Here, after the libcurl client (IP ending with 253) sent the header, it didn’t receive a reply from the server, so it waited for about 1s before continuing to send the request body. Under normal circumstances, the server would process and then respond after receiving the complete response, at most wasting 1s of waiting time. However, our server behaved quite peculiarly here. After receiving the complete package, it first replied with 100-continue, and then had no reaction. This caused the client to keep waiting until it timed out after 10s. What caused this?

Timeout Cause and Fix

Let’s first review the experiments we’ve done. We already know that when C++ Client A requests Go Mock Server with the Expect:100-continue header, the HTTP server of the gin framework can respond normally. The entire request and response process is as follows:

WireShark Expect: 100-continue normal processing flowWireShark Expect: 100-continue normal processing flow

We can see that after receiving the header, the gin service directly replied with 100-continue, then the client continued to transmit the body. After the gin service received it completely, it also gave a normal 200 response. Why does requesting our business Go service B timeout when it’s the same gin service?

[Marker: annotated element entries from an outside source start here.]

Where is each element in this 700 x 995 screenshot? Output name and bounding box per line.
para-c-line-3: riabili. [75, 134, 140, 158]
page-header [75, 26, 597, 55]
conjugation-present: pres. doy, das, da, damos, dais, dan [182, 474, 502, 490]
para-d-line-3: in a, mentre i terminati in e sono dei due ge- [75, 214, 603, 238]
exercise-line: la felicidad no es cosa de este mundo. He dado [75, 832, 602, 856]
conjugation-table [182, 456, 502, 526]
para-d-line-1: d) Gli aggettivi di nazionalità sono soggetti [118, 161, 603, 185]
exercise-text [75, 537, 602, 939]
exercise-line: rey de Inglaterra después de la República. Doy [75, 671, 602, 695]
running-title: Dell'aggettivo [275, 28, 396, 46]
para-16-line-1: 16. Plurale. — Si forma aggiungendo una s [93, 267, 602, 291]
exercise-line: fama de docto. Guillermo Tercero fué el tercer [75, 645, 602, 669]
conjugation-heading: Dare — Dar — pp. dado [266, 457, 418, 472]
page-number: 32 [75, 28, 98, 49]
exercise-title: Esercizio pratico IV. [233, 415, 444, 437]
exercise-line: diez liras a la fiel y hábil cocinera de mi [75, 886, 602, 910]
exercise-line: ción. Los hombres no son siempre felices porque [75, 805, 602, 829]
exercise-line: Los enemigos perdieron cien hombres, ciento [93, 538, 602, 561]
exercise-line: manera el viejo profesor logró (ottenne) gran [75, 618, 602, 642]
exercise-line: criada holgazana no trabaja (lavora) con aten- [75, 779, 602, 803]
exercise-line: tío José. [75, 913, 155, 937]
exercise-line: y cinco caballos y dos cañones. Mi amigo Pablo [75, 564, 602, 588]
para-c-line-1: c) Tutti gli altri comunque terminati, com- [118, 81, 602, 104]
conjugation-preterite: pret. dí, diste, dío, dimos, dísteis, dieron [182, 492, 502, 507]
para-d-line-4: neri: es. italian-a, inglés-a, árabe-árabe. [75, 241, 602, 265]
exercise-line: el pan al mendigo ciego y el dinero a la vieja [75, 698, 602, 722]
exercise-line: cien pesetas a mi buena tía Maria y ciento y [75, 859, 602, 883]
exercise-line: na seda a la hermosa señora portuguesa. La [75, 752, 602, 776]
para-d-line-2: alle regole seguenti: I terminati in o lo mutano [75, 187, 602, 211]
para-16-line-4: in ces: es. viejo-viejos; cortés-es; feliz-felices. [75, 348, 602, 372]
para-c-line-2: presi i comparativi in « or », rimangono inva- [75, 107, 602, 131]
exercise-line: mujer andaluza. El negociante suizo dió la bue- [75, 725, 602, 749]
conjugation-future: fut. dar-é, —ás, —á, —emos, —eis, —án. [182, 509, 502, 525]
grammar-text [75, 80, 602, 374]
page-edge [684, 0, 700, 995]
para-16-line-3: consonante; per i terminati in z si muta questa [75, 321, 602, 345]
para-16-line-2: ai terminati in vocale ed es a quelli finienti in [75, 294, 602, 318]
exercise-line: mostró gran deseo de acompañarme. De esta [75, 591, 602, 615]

After careful consideration, we found that there are differences between these two. The gin service mocked in this experiment was opened on a port on the local machine, and requests were directly processed at this port. However, the traffic of the business Go service is taken over and forwarded by the mesh, and if the mesh layer doesn’t handle 100-continue well, there could indeed be problems (we can analyze the implementation of mesh later to see where the problem is).

Problem Fix

The code at the Mesh layer is maintained by dedicated personnel, and it’s difficult to determine when it can be fixed after submitting an Issue, while the business urgently needs to solve this problem. So we had no choice but to change the libcurl calling method to remove this request header when making requests. I asked ChatGPT how to remove this header when sending network requests using libcurl, and got the following method.

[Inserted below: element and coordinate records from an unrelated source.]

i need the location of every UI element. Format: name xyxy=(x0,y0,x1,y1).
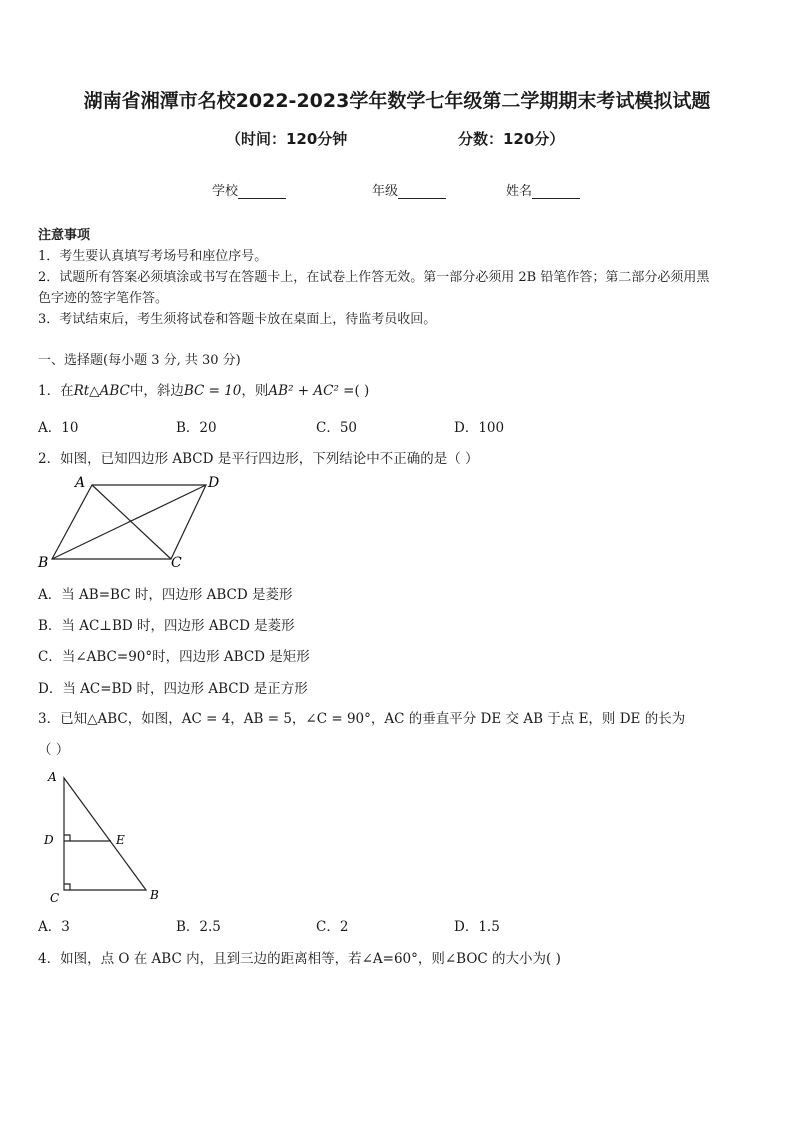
school-label: 学校 xyxy=(212,184,239,199)
name-field[interactable] xyxy=(506,180,580,199)
q1-mid2: ，则 xyxy=(241,383,269,399)
q3-paren: （ ） xyxy=(38,742,70,758)
school-blank[interactable] xyxy=(238,184,286,199)
question-4-stem: 4．如图，点 O 在 ABC 内，且到三边的距离相等，若∠A=60°，则∠BOC 的大小为( ) xyxy=(38,951,561,967)
label-c: C xyxy=(50,891,60,905)
score-label: 分数：120分） xyxy=(458,130,565,148)
diagonal-bd xyxy=(52,485,206,559)
q1-paren: ( ) xyxy=(354,383,370,399)
q3-option-b[interactable]: B．2.5 xyxy=(176,919,221,935)
q2-option-a[interactable]: A．当 AB=BC 时，四边形 ABCD 是菱形 xyxy=(38,587,293,603)
right-triangle-figure xyxy=(36,766,166,908)
q1-expr: AB² + AC² = xyxy=(268,383,355,399)
diagonal-ac xyxy=(92,485,171,559)
question-2-stem: 2．如图，已知四边形 ABCD 是平行四边形，下列结论中不正确的是（ ） xyxy=(38,451,479,467)
parallelogram-figure xyxy=(30,470,240,576)
label-a: A xyxy=(75,475,86,491)
q3-option-a[interactable]: A．3 xyxy=(38,919,70,935)
notice-item-1: 1．考生要认真填写考场号和座位序号。 xyxy=(38,249,268,264)
right-angle-d xyxy=(64,835,70,841)
grade-label: 年级 xyxy=(372,184,399,199)
name-label: 姓名 xyxy=(506,184,533,199)
q1-rt: Rt△ABC xyxy=(73,383,130,399)
question-3-stem: 3．已知△ABC，如图，AC = 4，AB = 5，∠C = 90°，AC 的垂直平分 DE 交 AB 于点 E，则 DE 的长为 xyxy=(38,711,686,727)
q1-option-d[interactable]: D．100 xyxy=(454,420,505,436)
label-d: D xyxy=(208,475,220,491)
question-1-stem xyxy=(38,379,369,399)
q1-option-a[interactable]: A．10 xyxy=(38,420,79,436)
right-angle-c xyxy=(64,884,70,890)
label-d: D xyxy=(44,833,54,847)
notice-item-2a: 2．试题所有答案必须填涂或书写在答题卡上，在试卷上作答无效。第一部分必须用 2B 铅笔作答；第二部分必须用黑 xyxy=(38,270,710,285)
q3-option-d[interactable]: D．1.5 xyxy=(454,919,500,935)
q1-bc: BC = 10 xyxy=(183,383,242,399)
notice-item-2b: 色字迹的签字笔作答。 xyxy=(38,291,169,306)
triangle-shape xyxy=(64,778,146,890)
time-label: （时间：120分钟 xyxy=(226,130,348,148)
label-c: C xyxy=(171,555,182,571)
q1-prefix: 1．在 xyxy=(38,383,74,399)
notice-item-3: 3．考试结束后，考生须将试卷和答题卡放在桌面上，待监考员收回。 xyxy=(38,312,437,327)
q2-option-b[interactable]: B．当 AC⊥BD 时，四边形 ABCD 是菱形 xyxy=(38,618,295,634)
q1-mid: 中，斜边 xyxy=(129,383,184,399)
q2-option-c[interactable]: C．当∠ABC=90°时，四边形 ABCD 是矩形 xyxy=(38,649,310,665)
notice-heading: 注意事项 xyxy=(38,228,91,243)
exam-title: 湖南省湘潭市名校2022-2023学年数学七年级第二学期期末考试模拟试题 xyxy=(83,90,711,112)
grade-blank[interactable] xyxy=(398,184,446,199)
label-b: B xyxy=(38,555,49,571)
name-blank[interactable] xyxy=(532,184,580,199)
school-field[interactable] xyxy=(212,180,286,199)
q1-option-b[interactable]: B．20 xyxy=(176,420,217,436)
label-b: B xyxy=(150,888,159,902)
q1-option-c[interactable]: C．50 xyxy=(316,420,358,436)
label-e: E xyxy=(116,833,125,847)
grade-field[interactable] xyxy=(372,180,446,199)
section-heading: 一、选择题(每小题 3 分, 共 30 分) xyxy=(38,353,241,368)
q2-option-d[interactable]: D．当 AC=BD 时，四边形 ABCD 是正方形 xyxy=(38,681,308,697)
label-a: A xyxy=(48,770,57,784)
q3-option-c[interactable]: C．2 xyxy=(316,919,349,935)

C++ libcurl request removing Expect: 100-continue headerC++ libcurl request removing Expect: 100-continue header

So I happily went to change the code for the business request part, setting the header before initiating the network request. The changes are as follows:

1
2
3
4
5
6
7
8
9
10
11
12
{
// ....
// Disable "Expect: 100-continue" header
curl_slist *headers = NULL;
headers = curl_slist_append(headers, "Expect:");
curl_easy_setopt(curl, CURLOPT_HTTPHEADER, headers);

defer {
curl_slist_free_all(headers); // remember to free the headers
};
// ...
}

After making the changes, I verified that the HTTP request to service B could indeed receive a normal response. However, when deploying, we found parameter error alerts for network requests to other third parties. After rolling back, the failures disappeared, so it seems to be related to the changes in this HTTP request. Looking carefully at the CURLOPT_HTTPHEADER part of libcurl settings here, we found that the business also sets it, and this modification would completely overwrite the previously set header.

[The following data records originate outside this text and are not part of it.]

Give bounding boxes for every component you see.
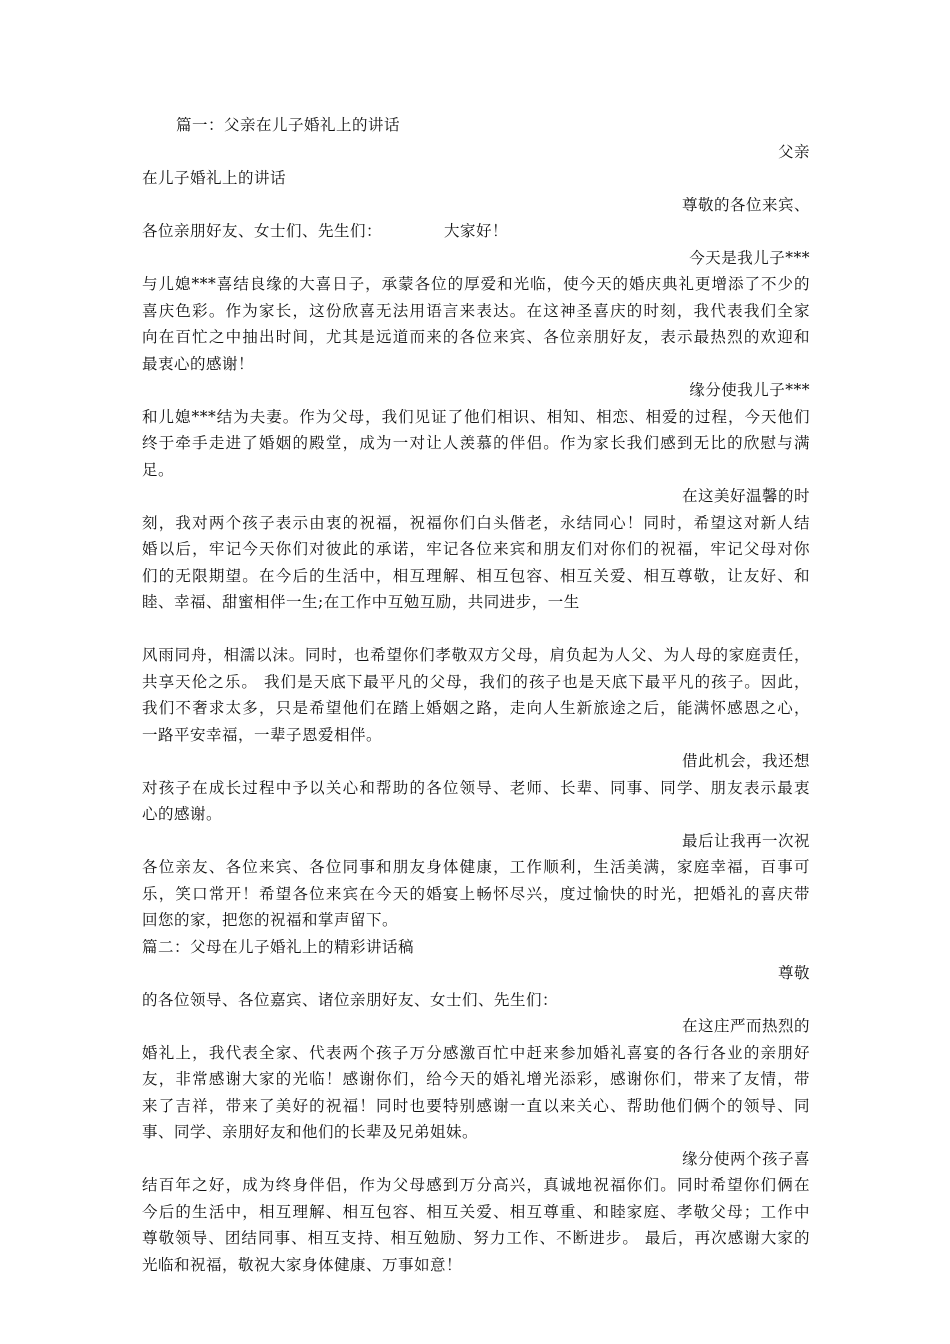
text-line: 尊敬领导、团结同事、相互支持、相互勉励、努力工作、不断进步。 最后，再次感谢大家的 xyxy=(142,1229,810,1247)
text-line: 刻，我对两个孩子表示由衷的祝福，祝福你们白头偕老，永结同心！同时，希望这对新人结 xyxy=(142,513,810,532)
text-line: 和儿媳***结为夫妻。作为父母，我们见证了他们相识、相知、相恋、相爱的过程，今天他们 xyxy=(142,407,810,426)
text-line: 足。 xyxy=(142,460,175,479)
text-line: 乐，笑口常开！希望各位来宾在今天的婚宴上畅怀尽兴，度过愉快的时光，把婚礼的喜庆带 xyxy=(142,884,810,903)
text-line: 借此机会，我还想 xyxy=(681,752,810,770)
greeting-line xyxy=(142,218,810,245)
text-line: 喜庆色彩。作为家长，这份欣喜无法用语言来表达。在这神圣喜庆的时刻，我代表我们全家 xyxy=(142,301,810,320)
text-line: 我们不奢求太多，只是希望他们在踏上婚姻之路，走向人生新旅途之后，能满怀感恩之心， xyxy=(142,699,810,717)
text-line: 与儿媳***喜结良缘的大喜日子，承蒙各位的厚爱和光临，使今天的婚庆典礼更增添了不少的 xyxy=(142,275,810,293)
text-line: 缘分使两个孩子喜 xyxy=(681,1149,810,1168)
text-line: 一路平安幸福，一辈子恩爱相伴。 xyxy=(142,725,383,744)
paragraph-gap xyxy=(142,616,810,643)
section-title: 篇二：父母在儿子婚礼上的精彩讲话稿 xyxy=(142,937,415,956)
text-line: 结百年之好，成为终身伴侣，作为父母感到万分高兴，真诚地祝福你们。同时希望你们俩在 xyxy=(142,1176,810,1194)
section-title: 篇一：父亲在儿子婚礼上的讲话 xyxy=(176,116,401,134)
text-line: 心的感谢。 xyxy=(142,805,223,823)
text-line: 在儿子婚礼上的讲话 xyxy=(142,169,287,187)
text-line: 们的无限期望。在今后的生活中，相互理解、相互包容、相互关爱、相互尊敬，让友好、和 xyxy=(142,566,810,585)
text-line: 友，非常感谢大家的光临！感谢你们，给今天的婚礼增光添彩，感谢你们，带来了友情，带 xyxy=(142,1070,810,1088)
text-line: 缘分使我儿子*** xyxy=(689,381,810,399)
text-line: 回您的家，把您的祝福和掌声留下。 xyxy=(142,911,399,929)
document-page xyxy=(142,112,810,1278)
text-line: 在这庄严而热烈的 xyxy=(681,1017,810,1035)
text-line: 终于牵手走进了婚姻的殿堂，成为一对让人羡慕的伴侣。作为家长我们感到无比的欣慰与满 xyxy=(142,434,810,452)
text-line: 来了吉祥，带来了美好的祝福！同时也要特别感谢一直以来关心、帮助他们俩个的领导、同 xyxy=(142,1096,810,1115)
text-line: 对孩子在成长过程中予以关心和帮助的各位领导、老师、长辈、同事、同学、朋友表示最衷 xyxy=(142,778,810,797)
text-line: 尊敬的各位来宾、 xyxy=(681,195,810,214)
text-line: 最后让我再一次祝 xyxy=(681,831,810,850)
text-line: 睦、幸福、甜蜜相伴一生;在工作中互勉互励，共同进步，一生 xyxy=(142,593,580,611)
text-line: 光临和祝福，敬祝大家身体健康、万事如意！ xyxy=(142,1255,463,1274)
text-line: 各位亲友、各位来宾、各位同事和朋友身体健康，工作顺利，生活美满，家庭幸福，百事可 xyxy=(142,858,810,876)
text-line: 父亲 xyxy=(777,142,810,161)
text-line: 事、同学、亲朋好友和他们的长辈及兄弟姐妹。 xyxy=(142,1123,479,1141)
text-line: 共享天伦之乐。 我们是天底下最平凡的父母，我们的孩子也是天底下最平凡的孩子。因此， xyxy=(142,672,810,691)
text-line: 婚以后，牢记今天你们对彼此的承诺，牢记各位来宾和朋友们对你们的祝福，牢记父母对你 xyxy=(142,540,810,558)
text-line: 今天是我儿子*** xyxy=(689,248,810,267)
greeting-text: 各位亲朋好友、女士们、先生们： xyxy=(142,222,383,240)
text-line: 向在百忙之中抽出时间，尤其是远道而来的各位来宾、各位亲朋好友，表示最热烈的欢迎和 xyxy=(142,328,810,346)
text-line: 的各位领导、各位嘉宾、诸位亲朋好友、女士们、先生们： xyxy=(142,990,559,1009)
text-line: 尊敬 xyxy=(777,964,810,982)
text-line: 在这美好温馨的时 xyxy=(681,487,810,505)
text-line: 今后的生活中，相互理解、相互包容、相互关爱、相互尊重、和睦家庭、孝敬父母；工作中 xyxy=(142,1202,810,1221)
text-line: 最衷心的感谢！ xyxy=(142,354,255,373)
text-line: 风雨同舟，相濡以沫。同时，也希望你们孝敬双方父母，肩负起为人父、为人母的家庭责任， xyxy=(142,646,810,664)
text-line: 婚礼上，我代表全家、代表两个孩子万分感激百忙中赶来参加婚礼喜宴的各行各业的亲朋好 xyxy=(142,1043,810,1062)
greeting-hello: 大家好！ xyxy=(444,222,509,240)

ChatGPT told me that I could clear this Expect header, and even reminded me to be careful about memory leaks, but ChatGPT couldn’t consider everything comprehensively and didn’t consider that this method would directly overwrite my original header. ChatGPT can indeed provide us with very useful suggestions and solutions, but its answers are based on the context given by the user. It doesn’t know the details of the entire system and can’t predict all business scenarios. Therefore, when accepting and applying its suggestions, we need to be very cautious and ensure that its suggestions are combined with actual business scenarios.